Agricultural pesticide exposure may cause women to have preterm babies
Offspring of expectant mothers who live near farms that apply heaviest concentrations of pesticides are most at risk, research shows.
Women exposed to the highest quantities of agricultural pesticides in California’s San Joaquin Valley while pregnant were at heightened risk of giving birth prematurely and delivering low-weight infants, a new study found.
Offspring of expectant mothers who lived near farms that applied the heaviest concentrations of pesticides were most at risk, the research showed. Mothers who lived in close proximity to agricultural operations using the highest percentage of pesticides - the top 1 percent - had an 11 percent increased probability of preterm delivery and a 20 percent increased probability of having a low birth-weight baby.
For most women, living near farms growing fruits, nuts and vegetables failed to increase the possibility of low birth weight and preterm delivery, the research found. But an examination of the areas exposed to the heaviest concentrations of pesticides applied showed magnified fetal vulnerability.
“There is a smaller subset that seems to be bearing the burden,” said lead author Ashley Larsen, a professor at the Bren School of Environmental Science and Management at the University of California, Santa Barbara.
“Hopefully we can pinpoint how to reduce these very high levels,” she said in a phone interview.
Larsen and her team coupled birth certificate records for more than 500,000 San Joaquin Valley births between 1997 and 2011 with pesticide-use data to examine how exposure by trimester and pesticide concentration might influence birth weight and gestational length.
The San Joaquin Valley is California’s most productive agricultural region.
The new study found that women exposed to the top 25 percent of pesticide loads in the San Joaquin Valley had babies with no detectable effect.

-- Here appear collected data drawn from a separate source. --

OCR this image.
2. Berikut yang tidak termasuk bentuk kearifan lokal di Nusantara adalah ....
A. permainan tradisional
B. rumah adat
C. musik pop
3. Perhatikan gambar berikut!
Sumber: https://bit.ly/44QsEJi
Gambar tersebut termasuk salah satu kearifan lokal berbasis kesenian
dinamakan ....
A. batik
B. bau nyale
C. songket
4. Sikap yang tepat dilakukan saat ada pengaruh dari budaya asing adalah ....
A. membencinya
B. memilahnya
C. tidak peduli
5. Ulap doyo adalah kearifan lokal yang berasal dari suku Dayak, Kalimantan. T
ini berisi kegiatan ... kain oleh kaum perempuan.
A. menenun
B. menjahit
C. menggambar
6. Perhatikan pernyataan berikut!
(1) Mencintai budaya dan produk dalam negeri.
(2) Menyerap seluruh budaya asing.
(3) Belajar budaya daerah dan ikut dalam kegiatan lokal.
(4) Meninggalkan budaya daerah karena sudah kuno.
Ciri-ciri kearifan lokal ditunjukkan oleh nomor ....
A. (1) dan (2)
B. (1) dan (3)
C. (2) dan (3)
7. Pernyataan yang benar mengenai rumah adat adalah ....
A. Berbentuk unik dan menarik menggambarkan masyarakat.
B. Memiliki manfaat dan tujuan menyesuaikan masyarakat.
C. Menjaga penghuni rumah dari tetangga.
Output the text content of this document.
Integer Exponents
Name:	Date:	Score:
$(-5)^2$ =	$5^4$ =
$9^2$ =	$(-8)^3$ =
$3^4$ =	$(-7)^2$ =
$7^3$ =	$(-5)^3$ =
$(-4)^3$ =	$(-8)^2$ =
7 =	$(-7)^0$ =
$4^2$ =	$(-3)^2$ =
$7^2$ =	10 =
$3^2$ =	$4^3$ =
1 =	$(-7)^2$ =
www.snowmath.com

But those in the top 5 percent of exposures had increases in the range of 5 to 9 percent in adverse outcomes, according to the report in the journal Nature Communications.
Larsen said she would like to see educators and policymakers work with farmers to reduce extreme pesticide concentrations.
But Robert Gunier of the Center for Environmental Research and Children’s Health in Berkeley, California, said he doubted such a change would reduce adverse birth outcomes.
Although he agreed that reducing pesticide use in the highest use areas could eliminate adverse birth outcomes, he said in an email:
“Unfortunately, combining all pesticides in the analysis obscures the relationships with specific pesticides or pesticide mixtures, preventing concrete policy changes.”
“I would bet that if a law was passed to limit pesticide use in high pesticide-use areas, the reduction would be for the most heavily used and often least toxic pesticides, and this would not eliminate adverse birth outcomes related to agricultural pesticide use,” he said.
Gunier, an environmental health researcher, was not involved with the new study.
Future studies should evaluate pesticide mixtures to identify substances of concern, he said.
Prior research on the effects of pesticides on birth outcomes has been inconclusive, the study’s authors write.
But the relationship between pesticides and premature birth and low birth weight has been observed in previous studies, Gunier said.
In 2013, he was involved in a study that found that exposure to methyl bromide, a fungicide used in cultivating strawberries, during the second trimester was associated with markers of restricted fetal growth.